I was just wondering if anyone has encountered some kind of programming application or algorithm where they really wanted/needed to have some synchronization between blocks/multiprocessors? In my current application, I basically have a single block per multiprocessor on my device. However, sometimes I need the outputs of one of these blocks to provide the inputs to another block. In my application, I am basically running until all the blocks converge to a stable state before exiting the kernel, but this means there is an undetermined number of times my blocks will evaluate their inputs.
Since the dependency between blocks, initially I had just used multiple kernel calls (First the lowest set of inputs execute on the device and the kernel exits. The next highest tier then uses the outputs as inputs, etc). However, since I am running to convergence, this may mean a lot of overhead of kernel-calls.
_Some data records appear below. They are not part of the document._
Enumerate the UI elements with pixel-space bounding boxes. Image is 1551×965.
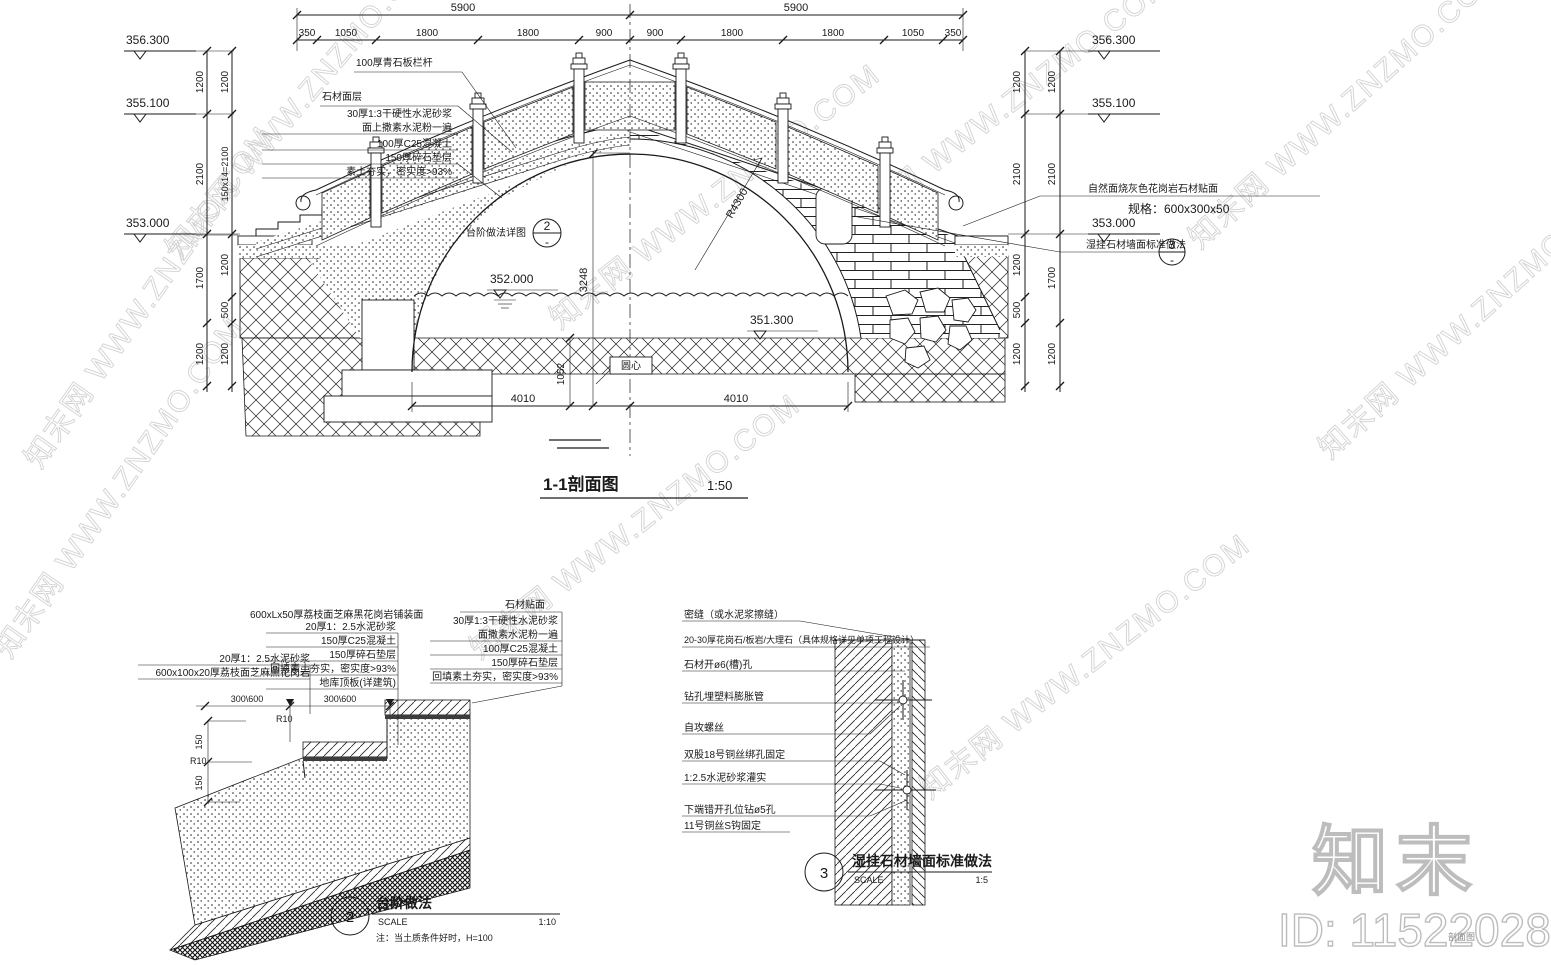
note-line: 11号铜丝S钩固定 [684, 819, 761, 832]
dim-label: 1800 [517, 28, 540, 39]
dim-label: 1200 [220, 253, 231, 276]
bed-level-label: 351.300 [750, 313, 794, 327]
level-label: 355.100 [1092, 96, 1136, 110]
site-id: ID: 1152202892 [1278, 904, 1551, 956]
drawing-title: 1-1剖面图 [543, 474, 619, 494]
dim-label: 900 [647, 28, 664, 39]
note-line: 素土夯实，密实度>93% [346, 165, 452, 178]
note-line: 面撒素水泥粉一遍 [478, 628, 558, 641]
detail-title: 湿挂石材墙面标准做法 [852, 853, 992, 869]
callout-sheet: - [1170, 253, 1174, 267]
dim-label: 500 [220, 301, 231, 318]
watermark-text: 知末网 WWW.ZNZMO.COM [1313, 167, 1551, 465]
cad-sheet: 知末网 WWW.ZNZMO.COM 知末网 WWW.ZNZMO.COM 知末网 … [0, 0, 1551, 965]
watermark-text: 知末网 WWW.ZNZMO.COM [1183, 0, 1509, 255]
dim-label: 1050 [335, 28, 358, 39]
note-line: 石材面层 [322, 90, 362, 103]
callout-label: 台阶做法详图 [466, 226, 526, 239]
dim-label: 1200 [1012, 253, 1023, 276]
note-line: 密缝（或水泥浆擦缝） [684, 608, 784, 621]
water-level-label: 352.000 [490, 272, 534, 286]
note-line: 150厚碎石垫层 [491, 656, 558, 669]
site-branding: 知末 ID: 1152202892 剖面图 [1278, 820, 1551, 956]
dim-label: 4010 [724, 393, 748, 405]
note-line: 钻孔埋塑料膨胀管 [684, 690, 764, 703]
dim-label: 1200 [220, 342, 231, 365]
dim-label: 150x14=2100 [220, 147, 230, 202]
note-line: 600xLx50厚荔枝面芝麻黑花岗岩铺装面 [250, 608, 423, 621]
dim-label: 1700 [1047, 266, 1058, 289]
note-line: 回填素土夯实，密实度>93% [432, 670, 558, 683]
note-line: 20-30厚花岗石/板岩/大理石（具体规格详见单项工程设计） [684, 634, 919, 645]
detail-number: 3 [820, 865, 828, 882]
dim-label: 2100 [1047, 162, 1058, 185]
bed-level: 351.300 [747, 313, 818, 339]
dim-label: 5900 [784, 2, 808, 14]
section-title: 1-1剖面图 1:50 [540, 474, 748, 498]
note-line: 规格：600x300x50 [1128, 201, 1230, 216]
drawing-canvas: 知末网 WWW.ZNZMO.COM 知末网 WWW.ZNZMO.COM 知末网 … [0, 0, 1551, 965]
note-line: 面上撒素水泥粉一遍 [362, 121, 452, 134]
dim-label: 350 [945, 28, 962, 39]
note-line: 回填素土夯实，密实度>93% [270, 662, 396, 675]
note-line: 双股18号铜丝绑孔固定 [684, 748, 785, 761]
corner-caption: 剖面图 [1448, 931, 1475, 942]
dim-label: 1700 [195, 266, 206, 289]
dim-label: 1200 [1012, 70, 1023, 93]
dim-label: 5900 [451, 2, 475, 14]
dim-label: 1050 [902, 28, 925, 39]
scale-value: 1:10 [538, 917, 556, 927]
scale-label: SCALE [378, 917, 408, 927]
dim-label: 150 [194, 734, 204, 749]
level-label: 353.000 [1092, 216, 1136, 230]
note-line: 100厚C25混凝土 [377, 137, 452, 150]
level-label: 356.300 [126, 33, 170, 47]
detail-steps: 300\600 300\600 R10 R10 150 150 20厚1：2.5… [138, 598, 562, 960]
scale-value: 1:5 [975, 875, 988, 885]
note-line: 30厚1:3干硬性水泥砂浆 [453, 614, 558, 627]
note-line: 石材贴面 [505, 598, 545, 611]
callout-sheet: - [545, 235, 549, 249]
callout-number: 2 [544, 219, 551, 233]
callout-step-detail: 台阶做法详图 2 - [466, 219, 561, 249]
watermark-text: 知末网 WWW.ZNZMO.COM [914, 528, 1257, 806]
note-line: 100厚C25混凝土 [483, 642, 558, 655]
center-mark: 圆心 [549, 4, 652, 456]
dim-label: 500 [1012, 301, 1023, 318]
site-logo: 知末 [1312, 820, 1480, 905]
note-line: 自攻螺丝 [684, 721, 724, 734]
dim-label: 1200 [1047, 342, 1058, 365]
dim-label: 3248 [578, 268, 590, 292]
dim-label: 1200 [195, 342, 206, 365]
note-line: 150厚C25混凝土 [321, 634, 396, 647]
level-label: 355.100 [126, 96, 170, 110]
level-label: 353.000 [126, 216, 170, 230]
dim-label: R10 [276, 714, 293, 724]
dim-label: 1200 [220, 70, 231, 93]
dim-label: 350 [299, 28, 316, 39]
note-line: 100厚青石板栏杆 [356, 56, 433, 69]
level-label: 356.300 [1092, 33, 1136, 47]
dim-label: 2100 [1012, 162, 1023, 185]
dim-label: 1052 [556, 362, 567, 385]
dim-label: 150 [194, 775, 204, 790]
callout-number: 3 [1169, 238, 1176, 252]
dim-label: 4010 [511, 393, 535, 405]
step-tread [303, 742, 387, 757]
dim-label: 1200 [1047, 70, 1058, 93]
dim-label: 900 [596, 28, 613, 39]
drawing-scale: 1:50 [707, 478, 732, 493]
note-line: 20厚1：2.5水泥砂浆 [305, 620, 396, 633]
watermark-text: 知末网 WWW.ZNZMO.COM [0, 310, 250, 664]
note-line: 30厚1:3干硬性水泥砂浆 [347, 107, 452, 120]
dim-label: R10 [190, 756, 207, 766]
note-line: 150厚碎石垫层 [385, 151, 452, 164]
detail-number: 2 [346, 909, 354, 926]
note-line: 1:2.5水泥砂浆灌实 [684, 771, 766, 784]
dim-label: 1200 [195, 70, 206, 93]
detail-note: 注：当土质条件好时，H=100 [376, 932, 493, 943]
note-line: 下端错开孔位钻ø5孔 [684, 803, 776, 816]
note-line: 150厚碎石垫层 [329, 648, 396, 661]
detail-title: 台阶做法 [376, 895, 432, 911]
note-line: 自然面烧灰色花岗岩石材贴面 [1088, 182, 1218, 195]
scale-label: SCALE [854, 875, 884, 885]
arc-center-label: 圆心 [621, 360, 641, 372]
note-line: 地库顶板(详建筑) [319, 676, 396, 689]
dim-label: 1800 [822, 28, 845, 39]
dim-label: 1800 [721, 28, 744, 39]
dim-label: 300\600 [324, 694, 357, 704]
dim-label: 1800 [416, 28, 439, 39]
dim-label: 2100 [195, 162, 206, 185]
note-line: 石材开ø6(槽)孔 [684, 658, 752, 671]
dim-label: 300\600 [231, 694, 264, 704]
dim-label: 1200 [1012, 342, 1023, 365]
So instead, I have basically created a work-queue like structure. When Block A finishes its output, it schedules B, who uses Block-A’s outputs as its inputs. This works using atomic primitives, so long as you dont have more blocks than multiprocessors.
I guess I am interested if anyone else can think of some simple applications/algorithms that need to run to some undetermined number of times to convergence? Basically I would like to see if this kind of scheduling-queue using atomic primitives can be equally benefitial to some application other than my own. Any ideas would be greatly appreciate! Thanks!
In my opinion you are looking at the problem from wrong side. In the chapter 4 of programming guide you can read that the architecture of CUDA-capable devices is basically SIMD (single instruction multiple data). This means that for optimum performance all the threads launched must execute about the same code, but with different data.
So try thinking to split your problem in another way: try to “split” in some way your input data, with the objective of processing only one part of your data with one thread. You can place a loop in the kernel code that re-iterate the processing until you can reach the convergence you want. In this manner you can launch one thread per each block of input data and that thread operate on that data until it reaches the convergence.
I hope you have understand me, I’m not english and also I’m a CUDA newbie.